To produce the 10 grams of antibodies needed for a single course of ZMapp, Mapp Biopharmaceutical currently requires 30 to 50 kilograms of tobacco leaves — the capacity of a small greenhouse. If tobacco plants could be engineered to produce antibodies more efficiently, that volume could be reduced to about 10 kilograms, said Charles Arntzen, an Arizona State University microbiologist who pioneered the process by which “plantibodies” are made.
Now that the key antibodies have been identified — a project Mapp Bio scientists worked on for years — it takes four to six months to produce a clinical-grade medicine. That’s a land speed record compared with the 12-to-20-month process used in making biologic drugs the conventional way, said Dr. Michael Kurilla, director of the Office of Biodefense Research Resources and Translational Research at the National Institute of Allergy and Infectious Diseases.
Another key roadblock is the novelty of the ZMapp production process. The Food and Drug Administration has yet to draft the quality-control strictures that would govern the large-scale production of plantibodies.
To date, the FDA has approved only one other biologic therapy that uses a similar process: In 2012, the Israeli firm Protalix Biotherapeutics won the agency’s blessing to sell a drug for Gaucher’s disease that is manufactured in carrot cells.
“I’m sure the FDA has tools to evaluate each technology on its own,” said David Aviezer, chief executive of Protalix. But the relative novelty of ZMapp’s production process adds “another step” that could create delays in getting ZMapp to the epidemic’s front lines, he said.

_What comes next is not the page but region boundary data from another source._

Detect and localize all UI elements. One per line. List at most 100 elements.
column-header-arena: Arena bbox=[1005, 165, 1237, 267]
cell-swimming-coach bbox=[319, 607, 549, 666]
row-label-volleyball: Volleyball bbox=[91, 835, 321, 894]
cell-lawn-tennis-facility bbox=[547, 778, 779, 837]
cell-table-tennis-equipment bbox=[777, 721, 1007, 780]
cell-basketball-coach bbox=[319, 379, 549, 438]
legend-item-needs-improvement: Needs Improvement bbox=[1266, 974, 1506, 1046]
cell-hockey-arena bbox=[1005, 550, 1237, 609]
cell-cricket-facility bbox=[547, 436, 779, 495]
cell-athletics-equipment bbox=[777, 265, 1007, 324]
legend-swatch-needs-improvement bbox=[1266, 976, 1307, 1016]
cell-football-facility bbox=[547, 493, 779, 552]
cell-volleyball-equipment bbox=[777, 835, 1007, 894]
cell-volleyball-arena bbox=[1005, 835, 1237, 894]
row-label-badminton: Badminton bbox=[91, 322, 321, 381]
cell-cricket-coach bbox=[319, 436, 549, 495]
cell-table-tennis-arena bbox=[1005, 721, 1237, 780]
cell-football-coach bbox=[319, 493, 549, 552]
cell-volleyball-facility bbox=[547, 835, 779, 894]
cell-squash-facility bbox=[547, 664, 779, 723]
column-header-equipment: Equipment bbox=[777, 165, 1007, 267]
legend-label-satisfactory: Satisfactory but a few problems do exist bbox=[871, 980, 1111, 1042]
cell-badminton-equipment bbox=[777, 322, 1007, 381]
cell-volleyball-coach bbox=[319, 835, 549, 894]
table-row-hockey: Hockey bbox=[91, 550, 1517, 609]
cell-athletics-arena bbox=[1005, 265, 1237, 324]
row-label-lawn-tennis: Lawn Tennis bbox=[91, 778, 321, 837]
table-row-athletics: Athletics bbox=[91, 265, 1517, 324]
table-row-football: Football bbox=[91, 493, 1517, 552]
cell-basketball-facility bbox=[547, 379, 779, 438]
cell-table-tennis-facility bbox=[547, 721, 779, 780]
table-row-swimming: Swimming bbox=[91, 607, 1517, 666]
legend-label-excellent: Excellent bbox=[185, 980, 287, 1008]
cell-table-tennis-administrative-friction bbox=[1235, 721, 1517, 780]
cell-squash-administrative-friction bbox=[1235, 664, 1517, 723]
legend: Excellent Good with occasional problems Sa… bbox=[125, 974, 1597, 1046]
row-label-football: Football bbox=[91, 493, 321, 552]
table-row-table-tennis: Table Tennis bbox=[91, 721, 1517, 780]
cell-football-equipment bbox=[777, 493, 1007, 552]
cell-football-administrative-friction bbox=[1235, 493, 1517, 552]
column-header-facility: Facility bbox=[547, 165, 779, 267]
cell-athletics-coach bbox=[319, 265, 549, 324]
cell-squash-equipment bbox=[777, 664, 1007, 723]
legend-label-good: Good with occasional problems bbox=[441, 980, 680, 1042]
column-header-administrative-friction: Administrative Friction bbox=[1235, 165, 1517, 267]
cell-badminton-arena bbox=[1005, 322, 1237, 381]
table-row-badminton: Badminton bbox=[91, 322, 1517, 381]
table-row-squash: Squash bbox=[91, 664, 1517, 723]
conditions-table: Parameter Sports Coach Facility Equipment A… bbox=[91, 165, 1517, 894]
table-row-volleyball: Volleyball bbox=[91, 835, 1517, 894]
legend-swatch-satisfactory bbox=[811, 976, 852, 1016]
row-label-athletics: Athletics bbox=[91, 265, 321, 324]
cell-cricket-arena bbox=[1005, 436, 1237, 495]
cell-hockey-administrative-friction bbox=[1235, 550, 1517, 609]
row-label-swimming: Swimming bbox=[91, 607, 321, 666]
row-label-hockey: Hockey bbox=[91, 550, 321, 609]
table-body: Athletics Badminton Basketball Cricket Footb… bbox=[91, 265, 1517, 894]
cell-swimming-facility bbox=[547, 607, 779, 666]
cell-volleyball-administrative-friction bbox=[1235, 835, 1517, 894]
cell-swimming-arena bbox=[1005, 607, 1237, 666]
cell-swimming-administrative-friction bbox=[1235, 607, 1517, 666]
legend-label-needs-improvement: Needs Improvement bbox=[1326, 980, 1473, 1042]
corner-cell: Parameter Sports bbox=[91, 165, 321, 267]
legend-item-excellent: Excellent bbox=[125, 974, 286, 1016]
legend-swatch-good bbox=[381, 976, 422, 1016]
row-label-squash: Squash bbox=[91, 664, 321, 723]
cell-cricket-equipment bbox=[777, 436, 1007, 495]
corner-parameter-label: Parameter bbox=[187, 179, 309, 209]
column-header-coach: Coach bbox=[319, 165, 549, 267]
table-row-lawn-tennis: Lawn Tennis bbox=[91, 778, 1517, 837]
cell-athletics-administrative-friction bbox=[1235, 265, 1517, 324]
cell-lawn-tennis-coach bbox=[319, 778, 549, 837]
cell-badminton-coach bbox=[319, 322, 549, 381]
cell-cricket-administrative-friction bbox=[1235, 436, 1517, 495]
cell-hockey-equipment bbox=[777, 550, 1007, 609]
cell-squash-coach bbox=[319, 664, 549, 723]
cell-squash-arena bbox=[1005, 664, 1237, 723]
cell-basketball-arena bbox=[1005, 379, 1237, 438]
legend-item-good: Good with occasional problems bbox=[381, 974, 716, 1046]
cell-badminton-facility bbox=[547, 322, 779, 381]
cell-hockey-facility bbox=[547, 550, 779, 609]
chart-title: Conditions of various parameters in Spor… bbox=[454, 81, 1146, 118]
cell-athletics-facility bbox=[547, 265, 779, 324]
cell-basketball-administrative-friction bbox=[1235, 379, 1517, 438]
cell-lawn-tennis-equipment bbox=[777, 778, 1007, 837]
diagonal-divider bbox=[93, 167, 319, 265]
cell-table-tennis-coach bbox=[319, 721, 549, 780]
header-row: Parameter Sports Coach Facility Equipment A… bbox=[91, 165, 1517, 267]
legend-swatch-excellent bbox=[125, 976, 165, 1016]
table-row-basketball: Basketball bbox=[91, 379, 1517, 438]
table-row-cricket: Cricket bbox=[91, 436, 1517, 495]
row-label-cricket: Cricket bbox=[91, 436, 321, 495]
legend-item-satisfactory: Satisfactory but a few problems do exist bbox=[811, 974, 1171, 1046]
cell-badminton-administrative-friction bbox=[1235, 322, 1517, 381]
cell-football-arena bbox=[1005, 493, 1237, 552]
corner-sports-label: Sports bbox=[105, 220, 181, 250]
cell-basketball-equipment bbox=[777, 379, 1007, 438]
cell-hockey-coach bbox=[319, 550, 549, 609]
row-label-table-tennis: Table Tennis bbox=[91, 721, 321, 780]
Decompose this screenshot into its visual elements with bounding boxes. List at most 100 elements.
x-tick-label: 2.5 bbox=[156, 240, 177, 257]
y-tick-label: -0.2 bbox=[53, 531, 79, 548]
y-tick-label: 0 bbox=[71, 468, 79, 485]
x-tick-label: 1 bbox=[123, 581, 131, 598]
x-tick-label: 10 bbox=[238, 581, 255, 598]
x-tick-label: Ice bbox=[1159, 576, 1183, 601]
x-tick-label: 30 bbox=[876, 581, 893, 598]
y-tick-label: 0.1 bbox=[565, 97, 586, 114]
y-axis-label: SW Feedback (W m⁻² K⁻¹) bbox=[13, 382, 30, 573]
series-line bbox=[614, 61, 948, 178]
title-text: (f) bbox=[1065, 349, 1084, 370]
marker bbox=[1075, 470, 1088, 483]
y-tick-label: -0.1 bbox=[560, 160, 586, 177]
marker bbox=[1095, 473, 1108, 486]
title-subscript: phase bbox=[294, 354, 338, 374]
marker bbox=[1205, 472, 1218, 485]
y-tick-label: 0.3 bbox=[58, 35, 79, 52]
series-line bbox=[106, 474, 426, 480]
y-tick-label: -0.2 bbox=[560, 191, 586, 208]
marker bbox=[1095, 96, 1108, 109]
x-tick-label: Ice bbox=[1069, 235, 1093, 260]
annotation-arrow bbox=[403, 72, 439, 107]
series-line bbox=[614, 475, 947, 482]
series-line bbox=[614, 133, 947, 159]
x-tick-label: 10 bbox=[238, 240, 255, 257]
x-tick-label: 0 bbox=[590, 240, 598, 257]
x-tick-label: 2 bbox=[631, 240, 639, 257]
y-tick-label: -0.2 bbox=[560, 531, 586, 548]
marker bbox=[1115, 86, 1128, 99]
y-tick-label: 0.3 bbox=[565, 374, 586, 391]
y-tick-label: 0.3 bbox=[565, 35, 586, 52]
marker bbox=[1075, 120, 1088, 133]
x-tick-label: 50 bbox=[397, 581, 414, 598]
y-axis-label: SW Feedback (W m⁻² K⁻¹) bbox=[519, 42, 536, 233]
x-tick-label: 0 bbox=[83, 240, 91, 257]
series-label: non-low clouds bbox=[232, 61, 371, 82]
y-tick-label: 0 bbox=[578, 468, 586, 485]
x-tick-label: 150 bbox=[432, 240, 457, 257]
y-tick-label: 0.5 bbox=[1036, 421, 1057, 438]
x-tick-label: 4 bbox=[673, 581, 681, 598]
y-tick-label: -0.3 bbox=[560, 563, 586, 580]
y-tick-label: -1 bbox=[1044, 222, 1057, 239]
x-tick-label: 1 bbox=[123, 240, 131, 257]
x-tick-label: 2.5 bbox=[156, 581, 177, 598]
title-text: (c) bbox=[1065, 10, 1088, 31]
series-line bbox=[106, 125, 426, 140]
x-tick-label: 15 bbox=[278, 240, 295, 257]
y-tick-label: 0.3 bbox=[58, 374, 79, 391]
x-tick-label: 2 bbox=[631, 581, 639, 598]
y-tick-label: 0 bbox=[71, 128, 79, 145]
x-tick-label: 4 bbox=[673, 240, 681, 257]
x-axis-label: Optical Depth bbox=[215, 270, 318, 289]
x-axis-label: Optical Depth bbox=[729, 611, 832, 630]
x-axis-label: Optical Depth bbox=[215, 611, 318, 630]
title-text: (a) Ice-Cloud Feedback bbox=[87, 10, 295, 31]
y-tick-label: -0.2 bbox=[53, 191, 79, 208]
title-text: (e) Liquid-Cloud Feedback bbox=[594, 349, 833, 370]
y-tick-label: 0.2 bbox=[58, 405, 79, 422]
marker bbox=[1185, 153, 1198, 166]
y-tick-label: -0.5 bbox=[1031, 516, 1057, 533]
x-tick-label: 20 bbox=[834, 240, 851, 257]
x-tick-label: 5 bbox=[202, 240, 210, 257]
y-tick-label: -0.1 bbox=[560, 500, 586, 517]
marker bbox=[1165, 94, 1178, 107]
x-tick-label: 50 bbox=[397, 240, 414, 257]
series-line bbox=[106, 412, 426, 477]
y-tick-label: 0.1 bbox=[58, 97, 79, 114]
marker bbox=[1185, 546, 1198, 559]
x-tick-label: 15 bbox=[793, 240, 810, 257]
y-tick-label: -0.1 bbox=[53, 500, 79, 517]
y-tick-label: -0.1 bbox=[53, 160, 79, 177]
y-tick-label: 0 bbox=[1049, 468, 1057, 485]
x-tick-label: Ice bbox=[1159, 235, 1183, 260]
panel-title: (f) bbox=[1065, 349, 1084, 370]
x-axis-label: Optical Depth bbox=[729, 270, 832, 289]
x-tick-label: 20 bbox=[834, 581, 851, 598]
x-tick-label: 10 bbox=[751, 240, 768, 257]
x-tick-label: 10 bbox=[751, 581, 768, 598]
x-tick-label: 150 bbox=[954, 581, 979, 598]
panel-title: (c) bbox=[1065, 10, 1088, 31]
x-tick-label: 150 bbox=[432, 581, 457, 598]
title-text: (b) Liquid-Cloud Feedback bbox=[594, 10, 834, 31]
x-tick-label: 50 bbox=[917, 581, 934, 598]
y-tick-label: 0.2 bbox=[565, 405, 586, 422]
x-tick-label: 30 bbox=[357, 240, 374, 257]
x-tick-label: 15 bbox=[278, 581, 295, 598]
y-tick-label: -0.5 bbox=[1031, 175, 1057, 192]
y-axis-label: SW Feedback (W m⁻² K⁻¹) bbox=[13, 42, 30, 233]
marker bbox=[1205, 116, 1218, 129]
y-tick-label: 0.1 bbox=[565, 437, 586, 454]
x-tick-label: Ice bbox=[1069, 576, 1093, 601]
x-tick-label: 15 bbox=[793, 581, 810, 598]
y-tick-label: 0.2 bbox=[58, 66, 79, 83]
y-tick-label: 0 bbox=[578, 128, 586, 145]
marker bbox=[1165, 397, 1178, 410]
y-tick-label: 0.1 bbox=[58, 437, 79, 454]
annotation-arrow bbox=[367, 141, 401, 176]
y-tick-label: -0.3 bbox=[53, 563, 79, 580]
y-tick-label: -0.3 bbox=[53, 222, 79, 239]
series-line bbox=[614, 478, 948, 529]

Under the new federal contract, Mapp Bio will make “a small amount of the drug” for use in human safety trials, according to the Department of Health and Human Services. Government officials, company scientists and independent experts will also explore ways to ramp up production and speed the development of regulations to ensure the drug can be made in large quantities.
Dr. Robin Robinson, director of the department’s Biomedical Advanced Research and Development Authority, said the first lot of ZMapp “is now under production.” That lot will be used in human trials scheduled to begin at the end of 2014 and to conduct additional animal studies of its safety and effectiveness, he said.
Ultimately, ZMapp could be made somewhere in Africa, and South African officials are in talks with U.S. officials and Mapp Bio to develop a production facility there, according to Ed Rybicki, director of the University of Cape Town’s Biopharming Research Unit.
“We most certainly have the expertise and the necessary infrastructure to support a facility,” Rybicki said. “Trouble is, it needs to be built.”